What's at stake:
Southwest Fresno residents say that their community is already impacted by a concentration of polluting industries and that the rezone would undermine the integrity of the Southwest Fresno Specific Plan.
When the Fresno City Council began its hearing on the application by developers to rezone 92.5-acre, 15-parcel site in southwest Fresno from the current Neighborhood Mixed Use zoning to Light Industrial Use, the potential outcomes seemed straightforward.
The council had four options: to approve, to reject, to table, or to approve with modifications.
The council members went beyond their options, and by the time the session ended, the council had voted 7-0 to support a motion by Miguel Arias, essentially combining a part of his 11th-hour compromise plan with parts of the overlay plan, proposed by Mayor Jerry Dyer in December.
About 25% of the original 92.5 acres, including the tracts on the east side of Elm Avenue between Annandale and Vine avenues, has been rezoned to industrial.
In addition, the council tasked Jennifer Clark, the city’s director of planning and development, to meet with the community and the business owners and come up with an overlay plan that would be acceptable to both groups. She has 90 days.
“And the council will make a decision, whatever the parameters of that overlay will be,” Councilman Garry Bredefeld said. “ If they [community and businesses] do not have agreement with it, the council will make the determination exactly what will be encompassed in that overlay.”
Several community members expressed disappointment after the vote.
“The council decision is not a compromise for our community,” Robert Mitchell, co-chair of the Golden West Side Planning Committee and a southwest Fresno resident. “[Miguel Arias] completely went against the wishes of his constituents who have spoken vehemently in opposition to it.”
Before the surprise ending, speaker after speaker, some representing business as well as people from the southwest Fresno area, had pleaded with the Fresno City Council to approve or reject the application to rezone the 92.5-acre, 15-parcel site in southwest Fresno from the current Neighborhood Mixed Use zoning to Light Industrial Use.
“This is an age-old story –influential people buying land in the poorest areas of our cities, and then building businesses that help them maintain their rich lifestyles,” said Booker T. Lewis, senior pastor of the Rising Star Missionary Baptist Church in southwest Fresno and a liaison for the southwest Fresno community, in opposition to the rezoning application. “They live in other places. They do not live in the area that I live in.”
Dennis Woods, chairman and president of United security bank, the only bank headquartered in downtown Fresno, asked the council to vote in favor of the rezoning.
“If we lose the zoning and we lose the tenants, the values will drop,” Woods said. “They [the businesses] will not be able to get financing, and so that will just become the next blighted Park. It’s very important that we get the zoning back.”
The case
The applicants, consisting of landowners, business owners and developers, including Mid Valley Disposal, Madera developers Peter Stravinski and represented by attorney John Kinsey — asked that the Fresno City Council uphold a decision made by the Fresno City Planning Commission in May to advance the application to rezone the 92.5-acre, 15-parcel site in southwest Fresno from the current Neighborhood Mixed Use zoning to Light Industrial Use because the present zoning jeopardized the businesses’ ability to obtain financing.

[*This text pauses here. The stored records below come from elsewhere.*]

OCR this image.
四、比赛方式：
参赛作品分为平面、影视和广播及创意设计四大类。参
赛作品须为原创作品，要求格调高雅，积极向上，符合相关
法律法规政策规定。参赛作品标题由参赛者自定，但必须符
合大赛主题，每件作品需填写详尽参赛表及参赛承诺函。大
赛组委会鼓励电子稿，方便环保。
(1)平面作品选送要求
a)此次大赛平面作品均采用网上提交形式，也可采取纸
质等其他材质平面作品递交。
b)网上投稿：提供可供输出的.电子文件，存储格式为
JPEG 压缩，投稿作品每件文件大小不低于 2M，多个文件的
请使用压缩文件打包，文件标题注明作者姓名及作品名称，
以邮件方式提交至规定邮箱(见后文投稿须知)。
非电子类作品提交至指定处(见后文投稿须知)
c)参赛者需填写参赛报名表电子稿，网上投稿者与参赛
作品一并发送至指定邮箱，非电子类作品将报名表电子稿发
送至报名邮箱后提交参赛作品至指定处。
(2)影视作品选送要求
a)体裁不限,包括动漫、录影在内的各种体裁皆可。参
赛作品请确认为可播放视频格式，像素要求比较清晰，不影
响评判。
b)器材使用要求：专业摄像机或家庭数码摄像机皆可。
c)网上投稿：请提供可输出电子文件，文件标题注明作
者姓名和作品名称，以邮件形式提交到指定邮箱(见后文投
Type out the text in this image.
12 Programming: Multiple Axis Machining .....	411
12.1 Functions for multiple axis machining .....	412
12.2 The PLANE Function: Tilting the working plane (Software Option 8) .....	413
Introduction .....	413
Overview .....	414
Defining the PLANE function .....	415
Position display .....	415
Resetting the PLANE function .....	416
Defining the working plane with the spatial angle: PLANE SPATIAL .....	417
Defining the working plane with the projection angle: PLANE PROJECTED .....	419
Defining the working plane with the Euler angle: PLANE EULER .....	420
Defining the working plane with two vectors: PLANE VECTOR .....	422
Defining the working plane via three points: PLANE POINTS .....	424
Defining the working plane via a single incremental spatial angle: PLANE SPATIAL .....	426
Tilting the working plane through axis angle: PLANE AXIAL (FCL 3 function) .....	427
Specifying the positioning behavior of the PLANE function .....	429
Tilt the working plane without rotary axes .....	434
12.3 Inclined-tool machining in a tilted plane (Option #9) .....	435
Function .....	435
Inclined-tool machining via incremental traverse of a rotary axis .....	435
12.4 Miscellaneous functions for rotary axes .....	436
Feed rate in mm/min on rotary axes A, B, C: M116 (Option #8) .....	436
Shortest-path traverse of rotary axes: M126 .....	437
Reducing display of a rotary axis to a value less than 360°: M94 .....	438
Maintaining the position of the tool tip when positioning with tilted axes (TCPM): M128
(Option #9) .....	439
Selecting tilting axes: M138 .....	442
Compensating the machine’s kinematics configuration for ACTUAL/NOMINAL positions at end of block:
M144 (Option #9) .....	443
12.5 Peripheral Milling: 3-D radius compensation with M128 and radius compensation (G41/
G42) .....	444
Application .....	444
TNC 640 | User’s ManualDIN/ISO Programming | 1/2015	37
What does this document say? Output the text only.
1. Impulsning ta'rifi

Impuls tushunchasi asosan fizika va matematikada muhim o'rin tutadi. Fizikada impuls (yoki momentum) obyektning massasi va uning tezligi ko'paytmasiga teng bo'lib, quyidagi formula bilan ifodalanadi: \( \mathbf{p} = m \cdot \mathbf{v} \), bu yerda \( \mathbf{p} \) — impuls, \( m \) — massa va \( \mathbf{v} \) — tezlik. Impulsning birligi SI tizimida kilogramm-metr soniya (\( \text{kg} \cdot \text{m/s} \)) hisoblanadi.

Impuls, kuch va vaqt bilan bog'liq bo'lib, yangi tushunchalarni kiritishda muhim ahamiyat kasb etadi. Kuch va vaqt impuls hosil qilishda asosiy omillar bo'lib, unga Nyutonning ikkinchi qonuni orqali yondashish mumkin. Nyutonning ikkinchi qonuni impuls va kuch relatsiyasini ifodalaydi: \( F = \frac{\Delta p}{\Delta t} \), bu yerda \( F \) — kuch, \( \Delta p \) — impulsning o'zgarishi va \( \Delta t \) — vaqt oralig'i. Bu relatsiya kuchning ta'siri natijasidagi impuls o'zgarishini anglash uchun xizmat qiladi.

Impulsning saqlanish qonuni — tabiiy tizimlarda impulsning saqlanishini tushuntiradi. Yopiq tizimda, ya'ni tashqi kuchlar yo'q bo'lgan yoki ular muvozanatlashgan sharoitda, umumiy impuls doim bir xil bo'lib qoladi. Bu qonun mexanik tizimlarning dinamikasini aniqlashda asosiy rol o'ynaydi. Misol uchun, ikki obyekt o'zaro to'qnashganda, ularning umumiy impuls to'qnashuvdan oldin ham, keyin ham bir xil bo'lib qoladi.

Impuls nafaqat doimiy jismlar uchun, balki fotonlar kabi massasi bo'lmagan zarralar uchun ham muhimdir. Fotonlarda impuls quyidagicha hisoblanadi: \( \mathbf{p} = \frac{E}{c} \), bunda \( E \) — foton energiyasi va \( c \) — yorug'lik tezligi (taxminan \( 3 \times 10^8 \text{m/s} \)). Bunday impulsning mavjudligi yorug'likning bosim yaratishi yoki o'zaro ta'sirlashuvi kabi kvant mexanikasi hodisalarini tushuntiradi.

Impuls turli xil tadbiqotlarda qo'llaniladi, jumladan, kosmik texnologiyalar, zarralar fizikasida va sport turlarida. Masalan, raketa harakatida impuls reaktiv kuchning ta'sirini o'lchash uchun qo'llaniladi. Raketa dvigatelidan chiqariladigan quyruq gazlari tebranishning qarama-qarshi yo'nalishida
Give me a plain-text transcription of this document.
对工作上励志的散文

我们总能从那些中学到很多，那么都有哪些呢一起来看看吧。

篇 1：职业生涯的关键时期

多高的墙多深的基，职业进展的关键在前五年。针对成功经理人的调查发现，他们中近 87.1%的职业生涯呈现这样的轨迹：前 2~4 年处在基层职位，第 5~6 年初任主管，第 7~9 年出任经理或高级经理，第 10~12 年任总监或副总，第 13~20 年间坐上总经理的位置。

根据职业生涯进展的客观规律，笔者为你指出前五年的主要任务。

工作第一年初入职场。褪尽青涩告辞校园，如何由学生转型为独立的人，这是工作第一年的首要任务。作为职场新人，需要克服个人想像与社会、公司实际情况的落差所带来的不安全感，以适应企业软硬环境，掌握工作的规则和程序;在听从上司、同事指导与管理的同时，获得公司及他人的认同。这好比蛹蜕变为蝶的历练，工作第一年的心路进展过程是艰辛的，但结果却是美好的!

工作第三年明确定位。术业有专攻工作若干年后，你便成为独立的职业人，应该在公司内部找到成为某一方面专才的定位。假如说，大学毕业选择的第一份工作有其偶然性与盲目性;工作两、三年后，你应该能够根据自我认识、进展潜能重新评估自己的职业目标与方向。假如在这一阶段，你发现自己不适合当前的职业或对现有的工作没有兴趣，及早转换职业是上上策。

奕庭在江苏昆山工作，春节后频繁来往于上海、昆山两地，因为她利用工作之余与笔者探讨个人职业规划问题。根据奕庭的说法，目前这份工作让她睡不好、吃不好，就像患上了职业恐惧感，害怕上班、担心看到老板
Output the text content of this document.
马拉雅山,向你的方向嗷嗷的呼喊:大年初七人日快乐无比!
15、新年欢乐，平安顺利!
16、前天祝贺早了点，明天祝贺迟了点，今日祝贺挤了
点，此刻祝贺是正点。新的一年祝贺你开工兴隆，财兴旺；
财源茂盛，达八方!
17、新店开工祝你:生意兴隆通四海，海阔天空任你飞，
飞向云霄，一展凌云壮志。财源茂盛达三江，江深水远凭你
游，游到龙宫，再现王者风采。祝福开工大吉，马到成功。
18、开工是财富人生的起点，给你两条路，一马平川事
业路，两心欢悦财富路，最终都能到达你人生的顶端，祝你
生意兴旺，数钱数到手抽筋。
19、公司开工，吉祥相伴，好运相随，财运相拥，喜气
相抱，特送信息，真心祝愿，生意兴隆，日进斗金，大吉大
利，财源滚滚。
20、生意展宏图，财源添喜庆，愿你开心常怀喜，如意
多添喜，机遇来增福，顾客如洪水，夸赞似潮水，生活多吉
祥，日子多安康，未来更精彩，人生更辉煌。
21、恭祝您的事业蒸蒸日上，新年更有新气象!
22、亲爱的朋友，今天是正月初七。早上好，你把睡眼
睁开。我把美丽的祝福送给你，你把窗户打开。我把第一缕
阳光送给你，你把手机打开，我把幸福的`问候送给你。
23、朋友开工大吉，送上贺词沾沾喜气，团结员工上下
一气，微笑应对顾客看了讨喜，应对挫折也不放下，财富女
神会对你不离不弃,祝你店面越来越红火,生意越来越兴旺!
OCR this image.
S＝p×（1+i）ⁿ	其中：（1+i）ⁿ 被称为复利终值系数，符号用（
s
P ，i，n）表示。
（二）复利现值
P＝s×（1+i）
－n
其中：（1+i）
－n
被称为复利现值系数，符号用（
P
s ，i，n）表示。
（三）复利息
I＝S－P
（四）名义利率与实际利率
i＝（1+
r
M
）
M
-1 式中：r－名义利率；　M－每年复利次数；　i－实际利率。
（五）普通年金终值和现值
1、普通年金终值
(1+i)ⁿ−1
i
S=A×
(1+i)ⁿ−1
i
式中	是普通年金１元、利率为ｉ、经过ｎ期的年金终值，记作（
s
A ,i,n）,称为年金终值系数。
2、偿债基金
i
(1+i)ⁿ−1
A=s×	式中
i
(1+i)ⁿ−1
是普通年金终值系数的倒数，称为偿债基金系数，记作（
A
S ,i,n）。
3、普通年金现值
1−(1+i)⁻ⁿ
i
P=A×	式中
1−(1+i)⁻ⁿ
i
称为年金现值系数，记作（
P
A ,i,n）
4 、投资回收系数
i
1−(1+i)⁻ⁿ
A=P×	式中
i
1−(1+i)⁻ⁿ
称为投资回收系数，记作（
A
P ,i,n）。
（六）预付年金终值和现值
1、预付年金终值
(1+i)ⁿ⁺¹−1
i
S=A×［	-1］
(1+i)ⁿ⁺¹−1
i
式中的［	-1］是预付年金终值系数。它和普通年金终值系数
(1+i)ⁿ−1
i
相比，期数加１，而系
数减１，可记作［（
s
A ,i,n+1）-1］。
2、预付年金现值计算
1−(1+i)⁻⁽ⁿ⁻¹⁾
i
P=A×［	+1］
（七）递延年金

The southwest Fresno community, on the other hand, remained singularly focused on — defending the integrity of the Southwest Pacific plan, “because we believe it is what residents want for our community,” Pastor B.T. Lewis said.
“A lot of what we tried to do through this specific plan was to ensure that the future development of our community would be one that does not burden us again with heavy industry adjacent to residential,” Robert Mitchell, co-chair of the Golden West Side Planning Committee, said in an earlier interview. “The integrity of the [SWFSP] plan is very, very important.”
‘It’s important to my community’
They say that their community is already impacted by a concentration of polluting industries and that the rezone would undermine the integrity of the Southwest Fresno Specific Plan, approved in October 2017 by the Fresno City Council after a two-year process involving a 21-member steering committee and hundreds of community members.
Of that Southwest Fresno Specific Plan, Dr. Venice Curry, resident of southwest Fresno, reminded council members during Thursday’s hearing how they had embraced it.
“When we brought the Southwest Specific Plan for its adoption in 2017. it was voted on unanimously . . . at that time you said, ‘of course, it makes sense to invest in an area that we have purposely and intentionally not invested in, to the extent that their health and welfare and economic lives have been changed and altered generationally’.”
Curry focused on “the health issues that are so prominent and so predominant in West Fresno” that result from short term and long term exposure to chronic pollution, over the course of a life cycle, “interrupts not only the preconception, but preterm birth, infant mortality, maternal mortality as well as early and excessive premature deaths.
“I’m a physician, and it’s important to me,” Dr. Curry said. “But it’s important to my community.”